Energy Attribute Certificates Don’t Certify Energy on an Hourly Basis - Who is Doing That?

Hourly certification of renewable energy needs to be linked at the end of each month to an Energy Attribute Certificate. This granular certification can be done by human auditors manually, although the costs don’t compensate for the benefit.

For this reason, the adoption of distributed ledger technologies such as blockchain has gained traction in the market as the most cost-effective alternative to human certification of energy. This decentralized database can record a “digital unit of energy” produced (token). It can then ensure no double-counting in the transfer and the claim of that certificate to a consumer. Corporates get the peace of mind that any third-party can audit the immutable registry to check the correct environmental claims. Energy-efficient blockchains such as the Energy Web Blockchain - validated by large energy companies, regulators, and startups - are the most suited for such a use case.

Renewable energy traceability has gained popularity in the last few years among Fortune 500 companies, given the rise of sustainability leadership initiatives. FlexiDAO has been supporting them worldwide by tracking more than 3TWh per year of renewable energy directly from production plants, with an audit trail on the blockchain.

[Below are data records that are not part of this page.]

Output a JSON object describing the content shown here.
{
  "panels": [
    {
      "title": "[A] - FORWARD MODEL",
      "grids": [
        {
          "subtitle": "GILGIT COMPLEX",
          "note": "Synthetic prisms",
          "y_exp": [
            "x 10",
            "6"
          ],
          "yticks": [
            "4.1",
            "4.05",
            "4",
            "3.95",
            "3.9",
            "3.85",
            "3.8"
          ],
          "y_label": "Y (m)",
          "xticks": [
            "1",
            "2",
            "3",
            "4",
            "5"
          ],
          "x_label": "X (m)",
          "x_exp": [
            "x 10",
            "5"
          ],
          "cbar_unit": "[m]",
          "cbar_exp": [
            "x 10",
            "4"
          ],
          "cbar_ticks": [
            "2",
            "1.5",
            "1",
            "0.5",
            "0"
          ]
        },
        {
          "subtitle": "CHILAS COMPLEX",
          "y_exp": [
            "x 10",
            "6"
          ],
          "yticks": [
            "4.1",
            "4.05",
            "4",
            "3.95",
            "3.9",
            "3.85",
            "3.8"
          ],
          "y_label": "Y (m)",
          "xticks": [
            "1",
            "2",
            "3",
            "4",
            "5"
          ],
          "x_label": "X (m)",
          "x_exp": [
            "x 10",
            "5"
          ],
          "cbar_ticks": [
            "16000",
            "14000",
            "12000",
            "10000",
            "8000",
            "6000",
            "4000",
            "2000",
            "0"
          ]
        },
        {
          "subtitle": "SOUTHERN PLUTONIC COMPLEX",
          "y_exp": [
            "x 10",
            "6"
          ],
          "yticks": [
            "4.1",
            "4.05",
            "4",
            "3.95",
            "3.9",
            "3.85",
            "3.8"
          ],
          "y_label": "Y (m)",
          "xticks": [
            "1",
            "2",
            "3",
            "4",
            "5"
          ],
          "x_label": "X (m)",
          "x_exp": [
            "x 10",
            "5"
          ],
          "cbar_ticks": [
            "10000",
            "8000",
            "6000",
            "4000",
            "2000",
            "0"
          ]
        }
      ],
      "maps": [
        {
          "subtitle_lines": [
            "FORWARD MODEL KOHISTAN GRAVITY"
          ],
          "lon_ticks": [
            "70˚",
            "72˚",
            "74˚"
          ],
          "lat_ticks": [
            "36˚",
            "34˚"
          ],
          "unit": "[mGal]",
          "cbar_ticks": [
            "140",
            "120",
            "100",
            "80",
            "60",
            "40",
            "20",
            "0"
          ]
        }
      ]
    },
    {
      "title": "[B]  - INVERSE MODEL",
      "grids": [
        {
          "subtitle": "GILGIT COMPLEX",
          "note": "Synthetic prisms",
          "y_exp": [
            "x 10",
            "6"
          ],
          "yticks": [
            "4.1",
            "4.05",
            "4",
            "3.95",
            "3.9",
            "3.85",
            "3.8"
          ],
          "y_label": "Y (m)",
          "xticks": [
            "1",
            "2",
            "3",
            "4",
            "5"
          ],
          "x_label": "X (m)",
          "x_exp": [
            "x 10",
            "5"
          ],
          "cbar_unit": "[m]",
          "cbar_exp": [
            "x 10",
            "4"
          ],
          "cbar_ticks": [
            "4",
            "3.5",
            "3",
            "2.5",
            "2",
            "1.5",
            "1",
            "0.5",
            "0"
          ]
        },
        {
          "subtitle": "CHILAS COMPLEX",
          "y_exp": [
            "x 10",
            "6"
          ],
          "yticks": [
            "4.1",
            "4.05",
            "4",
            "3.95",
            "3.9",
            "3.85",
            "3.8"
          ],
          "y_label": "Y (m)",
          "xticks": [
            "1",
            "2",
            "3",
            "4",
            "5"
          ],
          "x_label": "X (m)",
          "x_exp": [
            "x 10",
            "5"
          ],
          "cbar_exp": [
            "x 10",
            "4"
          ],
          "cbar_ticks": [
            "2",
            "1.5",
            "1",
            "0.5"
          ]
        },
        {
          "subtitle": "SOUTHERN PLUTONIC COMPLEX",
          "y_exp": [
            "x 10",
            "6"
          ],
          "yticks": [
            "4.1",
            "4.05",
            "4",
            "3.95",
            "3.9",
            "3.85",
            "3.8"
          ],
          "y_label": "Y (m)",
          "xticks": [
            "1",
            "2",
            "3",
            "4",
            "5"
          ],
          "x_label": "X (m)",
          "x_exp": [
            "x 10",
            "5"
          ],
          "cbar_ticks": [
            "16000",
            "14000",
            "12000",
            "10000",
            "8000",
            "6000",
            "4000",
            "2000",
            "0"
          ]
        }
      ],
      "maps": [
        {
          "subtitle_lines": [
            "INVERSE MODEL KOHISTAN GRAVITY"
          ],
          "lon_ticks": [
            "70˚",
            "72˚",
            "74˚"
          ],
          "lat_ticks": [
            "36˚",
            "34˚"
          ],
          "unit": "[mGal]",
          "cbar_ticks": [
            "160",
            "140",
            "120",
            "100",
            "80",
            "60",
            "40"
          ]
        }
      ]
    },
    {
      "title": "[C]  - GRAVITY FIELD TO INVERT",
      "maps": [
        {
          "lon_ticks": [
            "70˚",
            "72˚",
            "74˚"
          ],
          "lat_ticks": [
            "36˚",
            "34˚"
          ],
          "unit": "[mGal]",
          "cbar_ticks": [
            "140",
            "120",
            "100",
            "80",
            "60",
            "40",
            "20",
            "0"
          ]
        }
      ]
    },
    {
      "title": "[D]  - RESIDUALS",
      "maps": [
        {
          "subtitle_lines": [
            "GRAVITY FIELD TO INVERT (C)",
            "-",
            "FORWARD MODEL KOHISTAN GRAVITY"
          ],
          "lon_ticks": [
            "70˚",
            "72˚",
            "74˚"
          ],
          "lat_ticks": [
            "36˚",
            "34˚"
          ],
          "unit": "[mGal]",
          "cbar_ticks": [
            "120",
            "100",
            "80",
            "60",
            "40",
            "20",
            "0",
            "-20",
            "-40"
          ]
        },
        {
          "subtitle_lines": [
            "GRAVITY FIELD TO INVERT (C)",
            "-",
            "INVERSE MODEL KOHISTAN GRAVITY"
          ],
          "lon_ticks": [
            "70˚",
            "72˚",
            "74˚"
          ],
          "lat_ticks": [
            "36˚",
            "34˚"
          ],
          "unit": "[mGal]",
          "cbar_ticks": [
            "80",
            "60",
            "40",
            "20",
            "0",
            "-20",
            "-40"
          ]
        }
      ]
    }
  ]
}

Needless to mention: all green energy sourcing that is on-site or connected by “direct cable” is the greenest option possible, and traceability isn’t required in those cases.

For all the remaining renewable energy products such as Unbundled Certificates or Green Energy tariffs, sustainability and energy managers can now ensure that they can obtain the necessary data transparency to claim additionality, proximity, and zero-carbon energy.